In February 2026, the Company and an affiliated co-investor entered into a $69.3 million subordinate B-note secured by a portfolio of hotel properties. The Company committed approximately $48.3 million, and an affiliated co-investor committed the remaining $21.0 million, funding $45.3 million and $19.7 million, respectively, upon closing. The financing also included approximately $336.7 million of Senior A-note debt held by an unaffiliated third party and will refinance existing indebtedness on the properties. The subordinate B-note bears interest at a rate of SOFR plus 8.25%, with a rate index floor of 3.00%. The subordinate B-note is secured by a first mortgage (and lease-hold mortgage on two properties) and related collateral interests pursuant to the terms of the credit agreement and related loan documents. The proceeds of the loan will be used to refinance existing debt, provides an “earn out” and stabilizes the assets.
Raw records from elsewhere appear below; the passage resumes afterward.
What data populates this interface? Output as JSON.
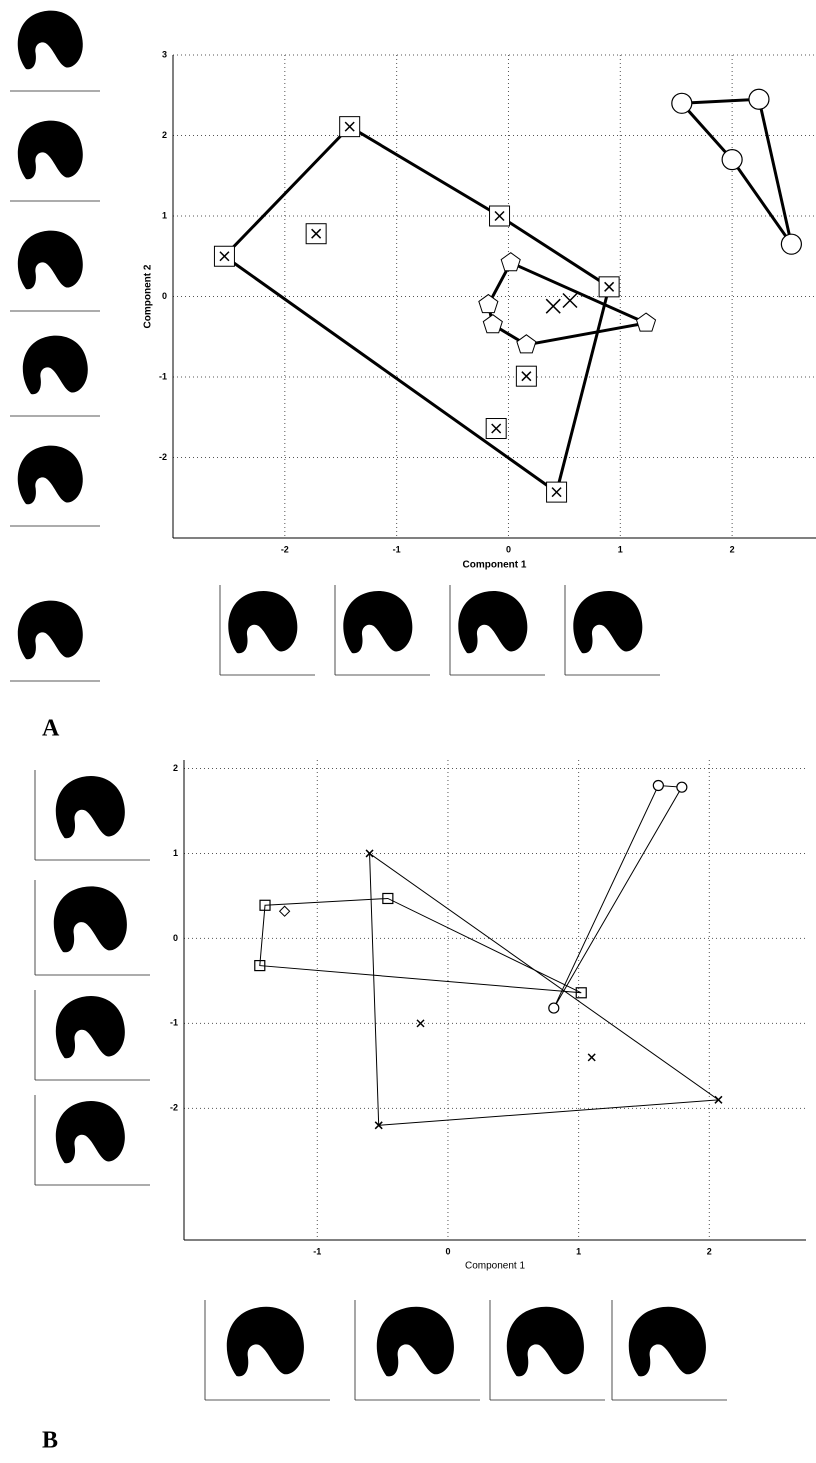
{
  "panel_labels": [
    "A",
    "B"
  ],
  "chart_data": [
    {
      "type": "scatter",
      "x_label": "Component 1",
      "y_label": "Component 2",
      "xlim": [
        -3,
        2.75
      ],
      "ylim": [
        -3,
        3
      ],
      "xticks": [
        -2,
        -1,
        0,
        1,
        2
      ],
      "yticks": [
        -2,
        -1,
        0,
        1,
        2,
        3
      ],
      "grid": true,
      "series": [
        {
          "marker": "square-x",
          "color": "#000000",
          "closed": true,
          "x": [
            -2.54,
            -1.42,
            -0.08,
            0.9,
            0.43
          ],
          "values": [
            0.5,
            2.11,
            1.0,
            0.12,
            -2.43
          ]
        },
        {
          "marker": "square-x",
          "color": "#000000",
          "closed": false,
          "x": [
            -1.72,
            0.16,
            -0.11
          ],
          "values": [
            0.78,
            -0.99,
            -1.64
          ]
        },
        {
          "marker": "pentagon",
          "color": "#000000",
          "closed": true,
          "x": [
            0.02,
            1.23,
            0.16,
            -0.14,
            -0.18
          ],
          "values": [
            0.42,
            -0.33,
            -0.6,
            -0.35,
            -0.1
          ]
        },
        {
          "marker": "x",
          "color": "#000000",
          "closed": false,
          "x": [
            0.4,
            0.55
          ],
          "values": [
            -0.12,
            -0.05
          ]
        },
        {
          "marker": "circle",
          "color": "#000000",
          "closed": true,
          "x": [
            1.55,
            2.24,
            2.53,
            2.0
          ],
          "values": [
            2.4,
            2.45,
            0.65,
            1.7
          ]
        }
      ]
    },
    {
      "type": "scatter",
      "x_label": "Component 1",
      "xlim": [
        -2.02,
        2.74
      ],
      "ylim": [
        -3.55,
        2.1
      ],
      "xticks": [
        -1,
        0,
        1,
        2
      ],
      "yticks": [
        -2,
        -1,
        0,
        1,
        2
      ],
      "grid": true,
      "series": [
        {
          "marker": "x",
          "color": "#000000",
          "closed": true,
          "x": [
            -0.6,
            2.07,
            -0.53
          ],
          "values": [
            1.0,
            -1.9,
            -2.2
          ]
        },
        {
          "marker": "x",
          "color": "#000000",
          "closed": false,
          "x": [
            -0.21,
            1.1
          ],
          "values": [
            -1.0,
            -1.4
          ]
        },
        {
          "marker": "square",
          "color": "#000000",
          "closed": true,
          "x": [
            -1.4,
            -0.46,
            1.02,
            -1.44
          ],
          "values": [
            0.39,
            0.47,
            -0.64,
            -0.32
          ]
        },
        {
          "marker": "diamond",
          "color": "#000000",
          "closed": false,
          "x": [
            -1.25
          ],
          "values": [
            0.32
          ]
        },
        {
          "marker": "circle",
          "color": "#000000",
          "closed": true,
          "x": [
            0.81,
            1.61,
            1.79
          ],
          "values": [
            -0.82,
            1.8,
            1.78
          ]
        }
      ]
    }
  ]
}
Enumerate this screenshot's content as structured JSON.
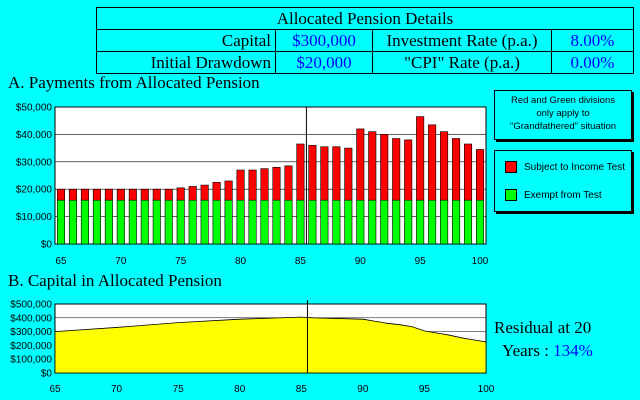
{
  "details": {
    "title": "Allocated Pension Details",
    "capital_label": "Capital",
    "capital_value": "$300,000",
    "investment_rate_label": "Investment Rate (p.a.)",
    "investment_rate_value": "8.00%",
    "drawdown_label": "Initial Drawdown",
    "drawdown_value": "$20,000",
    "cpi_label": "\"CPI\" Rate (p.a.)",
    "cpi_value": "0.00%"
  },
  "section_a_title": "A.  Payments from Allocated Pension",
  "section_b_title": "B.  Capital in Allocated Pension",
  "note": {
    "line1": "Red and Green divisions",
    "line2": "only apply to",
    "line3": "\"Grandfathered\" situation"
  },
  "legend": {
    "subject": "Subject to Income Test",
    "exempt": "Exempt from Test"
  },
  "residual": {
    "line1": "Residual at 20",
    "line2": "Years :",
    "value": "134%"
  },
  "colors": {
    "background": "#00FFFF",
    "plot_bg": "#FFFFFF",
    "subject": "#FF0000",
    "exempt": "#00FF00",
    "capital_fill": "#FFFF00",
    "value_text": "#0000FF"
  },
  "chart_data": [
    {
      "type": "bar",
      "stacked": true,
      "x": [
        65,
        66,
        67,
        68,
        69,
        70,
        71,
        72,
        73,
        74,
        75,
        76,
        77,
        78,
        79,
        80,
        81,
        82,
        83,
        84,
        85,
        86,
        87,
        88,
        89,
        90,
        91,
        92,
        93,
        94,
        95,
        96,
        97,
        98,
        99,
        100
      ],
      "series": [
        {
          "name": "Exempt from Test",
          "color": "#00FF00",
          "values": [
            16000,
            16000,
            16000,
            16000,
            16000,
            16000,
            16000,
            16000,
            16000,
            16000,
            16000,
            16000,
            16000,
            16000,
            16000,
            16000,
            16000,
            16000,
            16000,
            16000,
            16000,
            16000,
            16000,
            16000,
            16000,
            16000,
            16000,
            16000,
            16000,
            16000,
            16000,
            16000,
            16000,
            16000,
            16000,
            16000
          ]
        },
        {
          "name": "Subject to Income Test",
          "color": "#FF0000",
          "values": [
            4000,
            4000,
            4000,
            4000,
            4000,
            4000,
            4000,
            4000,
            4000,
            4000,
            4500,
            5000,
            5500,
            6500,
            7000,
            11000,
            11000,
            11500,
            12000,
            12500,
            20500,
            20000,
            19500,
            19500,
            19000,
            26000,
            25000,
            24000,
            22500,
            22000,
            30500,
            27500,
            25000,
            22500,
            20500,
            18500
          ]
        }
      ],
      "ylim": [
        0,
        50000
      ],
      "yticks": [
        "$0",
        "$10,000",
        "$20,000",
        "$30,000",
        "$40,000",
        "$50,000"
      ],
      "ytick_values": [
        0,
        10000,
        20000,
        30000,
        40000,
        50000
      ],
      "xticks": [
        65,
        70,
        75,
        80,
        85,
        90,
        95,
        100
      ],
      "marker_x": 85.5,
      "grid": true
    },
    {
      "type": "area",
      "x": [
        65,
        70,
        75,
        80,
        85,
        86,
        90,
        91,
        92,
        93,
        94,
        95,
        96,
        97,
        98,
        99,
        100
      ],
      "values": [
        300000,
        330000,
        365000,
        390000,
        405000,
        400000,
        390000,
        375000,
        360000,
        350000,
        335000,
        305000,
        290000,
        275000,
        255000,
        240000,
        225000
      ],
      "ylim": [
        0,
        500000
      ],
      "yticks": [
        "$0",
        "$100,000",
        "$200,000",
        "$300,000",
        "$400,000",
        "$500,000"
      ],
      "ytick_values": [
        0,
        100000,
        200000,
        300000,
        400000,
        500000
      ],
      "xticks": [
        65,
        70,
        75,
        80,
        85,
        90,
        95,
        100
      ],
      "marker_x": 85.5,
      "grid": true
    }
  ]
}
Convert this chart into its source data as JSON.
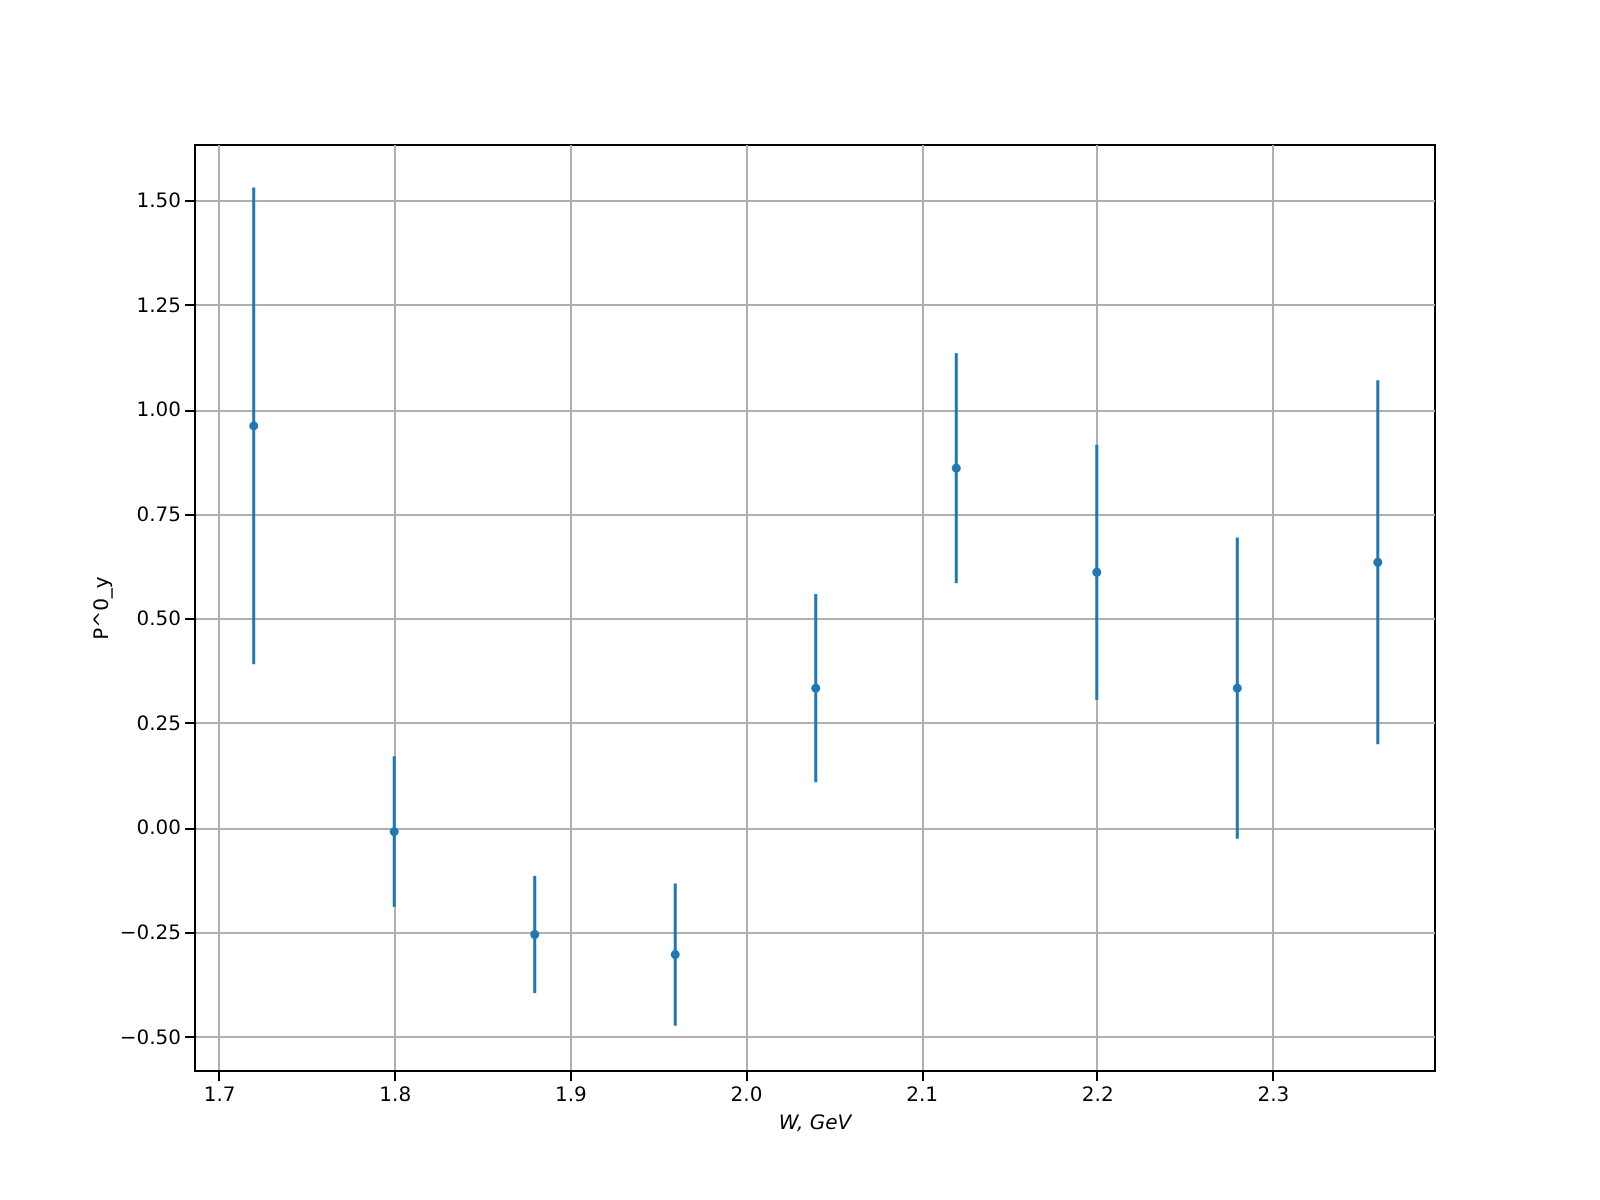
{
  "chart_data": {
    "type": "scatter",
    "xlabel": "W, GeV",
    "ylabel": "P^0_y",
    "x": [
      1.72,
      1.8,
      1.88,
      1.96,
      2.04,
      2.12,
      2.2,
      2.28,
      2.36
    ],
    "series": [
      {
        "color": "#1f77b4",
        "values": [
          0.96,
          -0.01,
          -0.256,
          -0.304,
          0.333,
          0.859,
          0.61,
          0.333,
          0.634
        ],
        "errors": [
          0.57,
          0.18,
          0.14,
          0.17,
          0.225,
          0.275,
          0.305,
          0.36,
          0.435
        ]
      }
    ],
    "xlim": [
      1.686,
      2.392
    ],
    "ylim": [
      -0.58,
      1.634
    ],
    "xticks": [
      1.7,
      1.8,
      1.9,
      {
        "value": 2,
        "label": "2.0"
      },
      2.1,
      2.2,
      2.3
    ],
    "yticks": [
      {
        "value": -0.5,
        "label": "−0.50"
      },
      -0.25,
      {
        "value": 0,
        "label": "0.00"
      },
      0.25,
      {
        "value": 0.5,
        "label": "0.50"
      },
      0.75,
      {
        "value": 1,
        "label": "1.00"
      },
      1.25,
      {
        "value": 1.5,
        "label": "1.50"
      }
    ],
    "grid": true,
    "marker": "circle"
  }
}
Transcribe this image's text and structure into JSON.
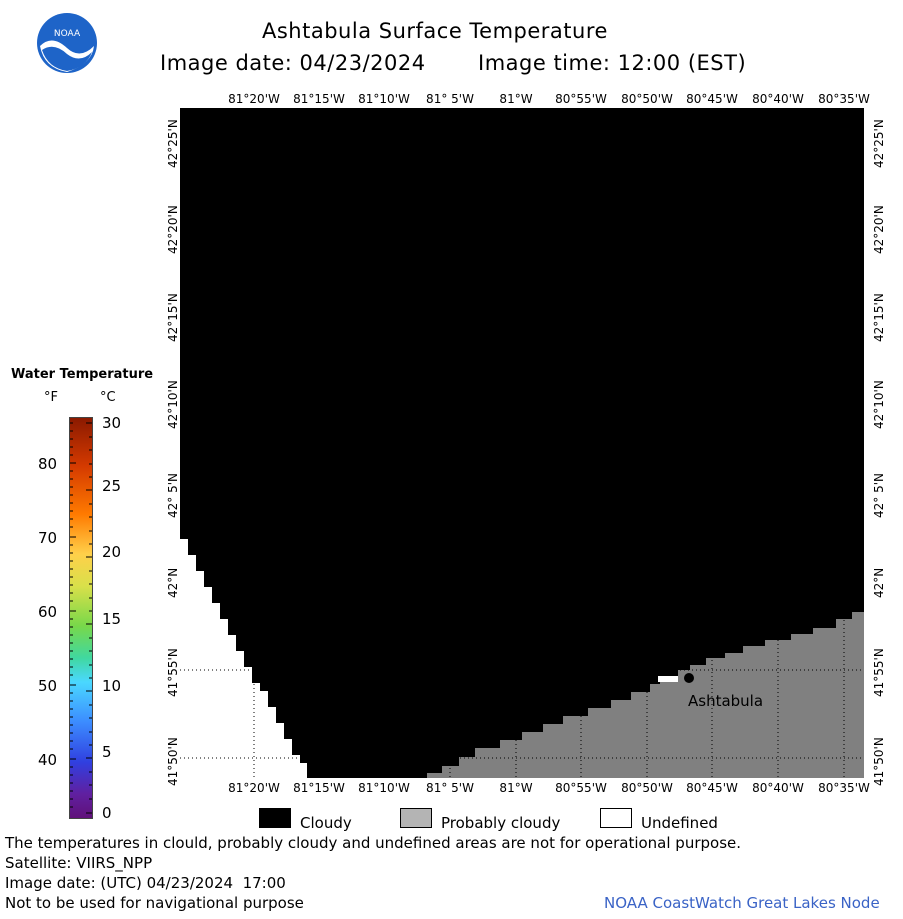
{
  "header": {
    "title": "Ashtabula Surface Temperature",
    "image_date_label": "Image date: 04/23/2024",
    "image_time_label": "Image time: 12:00 (EST)",
    "logo_text": "NOAA"
  },
  "map": {
    "lon_labels": [
      "81°20'W",
      "81°15'W",
      "81°10'W",
      "81° 5'W",
      "81°W",
      "80°55'W",
      "80°50'W",
      "80°45'W",
      "80°40'W",
      "80°35'W"
    ],
    "lat_labels": [
      "42°25'N",
      "42°20'N",
      "42°15'N",
      "42°10'N",
      "42° 5'N",
      "42°N",
      "41°55'N",
      "41°50'N"
    ],
    "place_label": "Ashtabula",
    "colors": {
      "cloudy": "#000000",
      "probably_cloudy": "#808080",
      "undefined": "#ffffff"
    }
  },
  "colorbar": {
    "title": "Water Temperature",
    "unit_f": "°F",
    "unit_c": "°C",
    "f_ticks": [
      "80",
      "70",
      "60",
      "50",
      "40"
    ],
    "c_ticks": [
      "30",
      "25",
      "20",
      "15",
      "10",
      "5",
      "0"
    ]
  },
  "legend": {
    "cloudy": "Cloudy",
    "probably_cloudy": "Probably cloudy",
    "undefined": "Undefined"
  },
  "footer": {
    "notice": "The temperatures in clould, probably cloudy and undefined areas are not for operational purpose.",
    "satellite": "Satellite: VIIRS_NPP",
    "utc_date": "Image date: (UTC) 04/23/2024  17:00",
    "nav_warning": "Not to be used for navigational purpose",
    "credit": "NOAA CoastWatch Great Lakes Node"
  }
}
In February 2026, the Company entered into Amendment Number Seven to the Loan and Security Agreement (“Amendment Number Seven”), by and among the Company and certain subsidiaries, as borrowers, the lenders party thereto, and East West Bank, which, among other things (i) facilitated the entry of an additional lender; (ii) increased the aggregate commitment by $25.0 million, for a total maximum revolver usage of $165.0 million; and (iii) revised the required consent from certain lenders to advance additional funds under the Revolving Credit Agreement.
In March 2026, the Company’s Board of Directors declared a regular cash dividend of $0.30 per outstanding share of common stock for the first quarter of 2026 to shareholders of record as of March 31, 2026, which will be paid on April 15, 2026.